Where it defies expectation, however, is in how well the cast and director Michel Blanc keep a reign on things. Despite painting on a fairly complex canvas, the film never seems rushed in it's pacing, yet neither does it's running time outstay the welcome. I have to say I was very impressed by the cast in general, and it's extremely hard to pick out any individual for particular praise. Initial fears of a Gallic rom-com of the type you might expect Hugh Grant to pop up in are mercifully allayed in favour of an altogether more thoughtful observation piece that often borders on melodrama when it's not supplying the laughs. As a result the film has an almost tragic air, suggesting maybe these people should be figures of pity. Is it a meditation on the meaningless existence of modern man? It certainly plays like it at times. I prefer to think of it as an easy-going two hour diversion from the misery of our own lives to draw humour from those of others, and as such it succeeds admirably.

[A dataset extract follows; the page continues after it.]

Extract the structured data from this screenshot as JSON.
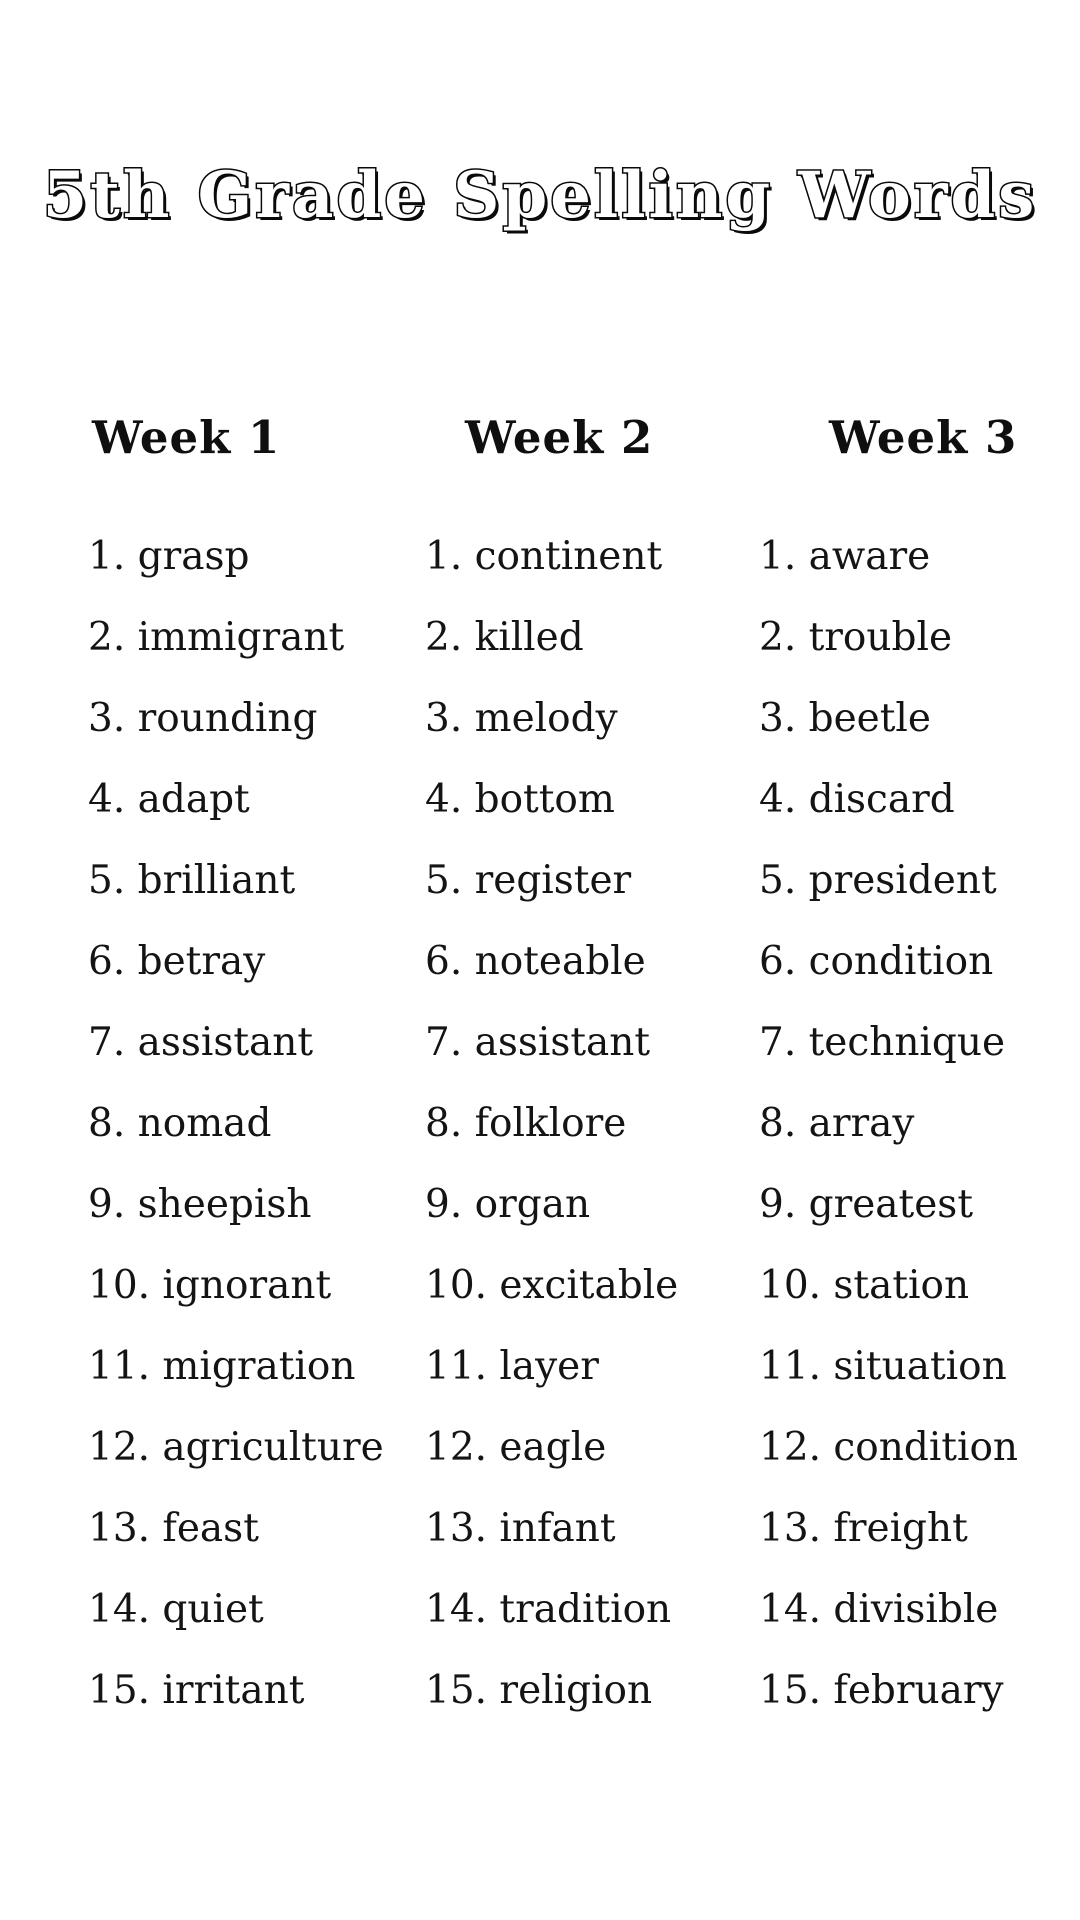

It is, I suppose, indicative of the gulf between our cultures that this film is marketed in France as an out-and-out comedy. The poor bastards; if this is hilarity, how do their lives play out normally? Perhaps a little too sedately paced (although it's hard to imagine how things could have been pushed along more without cocking up the narrative), Summer Things is nonetheless an affecting enough number that asks little of the audience and ultimately delivers much the same. Thanks to a great cast and some tight direction, however, it does prove to be quite fun. I guess coming from me, in relation to something French, that's praise indeed.

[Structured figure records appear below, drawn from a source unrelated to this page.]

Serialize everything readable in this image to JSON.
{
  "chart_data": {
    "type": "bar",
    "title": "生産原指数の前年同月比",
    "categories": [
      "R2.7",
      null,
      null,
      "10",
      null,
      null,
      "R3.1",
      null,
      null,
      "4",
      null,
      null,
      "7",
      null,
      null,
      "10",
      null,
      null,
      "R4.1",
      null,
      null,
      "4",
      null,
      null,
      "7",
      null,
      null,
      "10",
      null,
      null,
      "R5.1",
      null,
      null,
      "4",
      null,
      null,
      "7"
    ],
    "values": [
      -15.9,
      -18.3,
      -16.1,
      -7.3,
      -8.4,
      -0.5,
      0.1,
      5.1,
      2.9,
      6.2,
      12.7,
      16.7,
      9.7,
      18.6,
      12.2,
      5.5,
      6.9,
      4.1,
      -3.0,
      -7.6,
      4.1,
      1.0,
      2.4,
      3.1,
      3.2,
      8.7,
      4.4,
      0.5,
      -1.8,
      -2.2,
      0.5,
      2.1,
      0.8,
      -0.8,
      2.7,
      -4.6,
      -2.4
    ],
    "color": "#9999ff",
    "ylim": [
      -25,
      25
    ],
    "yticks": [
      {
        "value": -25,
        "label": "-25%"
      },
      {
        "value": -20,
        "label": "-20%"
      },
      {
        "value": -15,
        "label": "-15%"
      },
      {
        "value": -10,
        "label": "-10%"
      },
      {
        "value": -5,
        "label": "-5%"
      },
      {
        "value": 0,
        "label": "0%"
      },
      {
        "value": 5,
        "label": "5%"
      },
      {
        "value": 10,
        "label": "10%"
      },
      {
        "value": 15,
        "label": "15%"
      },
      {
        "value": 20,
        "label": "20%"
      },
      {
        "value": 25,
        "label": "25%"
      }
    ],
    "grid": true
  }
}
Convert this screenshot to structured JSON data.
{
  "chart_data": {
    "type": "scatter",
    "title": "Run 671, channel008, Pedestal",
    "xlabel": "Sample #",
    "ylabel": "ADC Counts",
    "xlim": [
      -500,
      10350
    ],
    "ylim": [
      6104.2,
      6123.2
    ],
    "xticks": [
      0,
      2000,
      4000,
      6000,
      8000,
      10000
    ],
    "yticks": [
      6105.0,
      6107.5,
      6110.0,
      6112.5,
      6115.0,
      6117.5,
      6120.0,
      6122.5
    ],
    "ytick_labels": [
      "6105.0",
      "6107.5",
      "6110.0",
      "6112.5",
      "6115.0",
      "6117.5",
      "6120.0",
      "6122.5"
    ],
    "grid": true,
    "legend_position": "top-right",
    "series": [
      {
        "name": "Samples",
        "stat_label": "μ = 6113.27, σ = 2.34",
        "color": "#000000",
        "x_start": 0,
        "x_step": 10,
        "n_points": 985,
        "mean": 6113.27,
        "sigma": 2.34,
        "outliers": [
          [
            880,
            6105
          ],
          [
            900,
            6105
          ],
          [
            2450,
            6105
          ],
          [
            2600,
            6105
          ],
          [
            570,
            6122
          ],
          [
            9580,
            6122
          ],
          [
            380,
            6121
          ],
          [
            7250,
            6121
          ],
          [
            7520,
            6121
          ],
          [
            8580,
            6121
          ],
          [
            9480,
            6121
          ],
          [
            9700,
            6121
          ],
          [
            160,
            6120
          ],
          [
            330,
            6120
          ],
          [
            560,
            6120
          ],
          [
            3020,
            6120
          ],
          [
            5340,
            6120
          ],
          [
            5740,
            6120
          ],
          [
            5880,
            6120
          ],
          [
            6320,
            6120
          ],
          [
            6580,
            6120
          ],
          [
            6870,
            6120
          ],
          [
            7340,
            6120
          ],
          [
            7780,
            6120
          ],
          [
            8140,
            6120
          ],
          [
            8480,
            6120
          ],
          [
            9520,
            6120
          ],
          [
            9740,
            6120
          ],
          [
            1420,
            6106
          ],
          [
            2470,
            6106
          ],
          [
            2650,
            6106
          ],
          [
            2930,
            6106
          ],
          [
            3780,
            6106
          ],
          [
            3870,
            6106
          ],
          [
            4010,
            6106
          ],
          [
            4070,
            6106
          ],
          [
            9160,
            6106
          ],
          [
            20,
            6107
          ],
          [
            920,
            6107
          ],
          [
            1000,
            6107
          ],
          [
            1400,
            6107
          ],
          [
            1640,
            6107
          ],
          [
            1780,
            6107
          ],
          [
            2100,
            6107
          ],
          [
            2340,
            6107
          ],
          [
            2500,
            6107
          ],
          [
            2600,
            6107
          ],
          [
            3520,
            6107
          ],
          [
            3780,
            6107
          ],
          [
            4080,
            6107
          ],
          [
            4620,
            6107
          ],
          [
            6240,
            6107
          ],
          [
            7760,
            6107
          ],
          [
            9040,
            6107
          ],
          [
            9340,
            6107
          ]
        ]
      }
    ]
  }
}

Craig Disko saw fit to award this movie 3 out of 5 Sly Disko Winks.
Scott Morris says:- I feel compelled to disagree. I have nothing in particular against the French but this film is an atrocious example of sub-Wildeian farce with none of the wit; none of the intelligence. It seems well acted, although the usual foreign language disclaimer applies, it is difficult in many cases to distinguish a mediocre performance from a good one when you can't understand any of the meanings of the tone and inflection given to the dialogue. What gauls (ho-ho) me is the horrible shallowness of everyone on display here. Every character is either petty and annoying or hopelessly pathetic, making it nigh on impossible to engage with them on any level. By the end of the movie it seems only Elizabeth has any hope of redemption, any worthwhile change in character. Given the source this shift in attitude comes from the film's moral message seems dubious at best. While that may reflect life, life is rarely reflected in this film full of one-dimensional caricatures. Yes, the overly paranoid husband is amusing because his character has been written to such extremes, but it's laughable rather than clever. This film has nothing to say and takes too long to say it.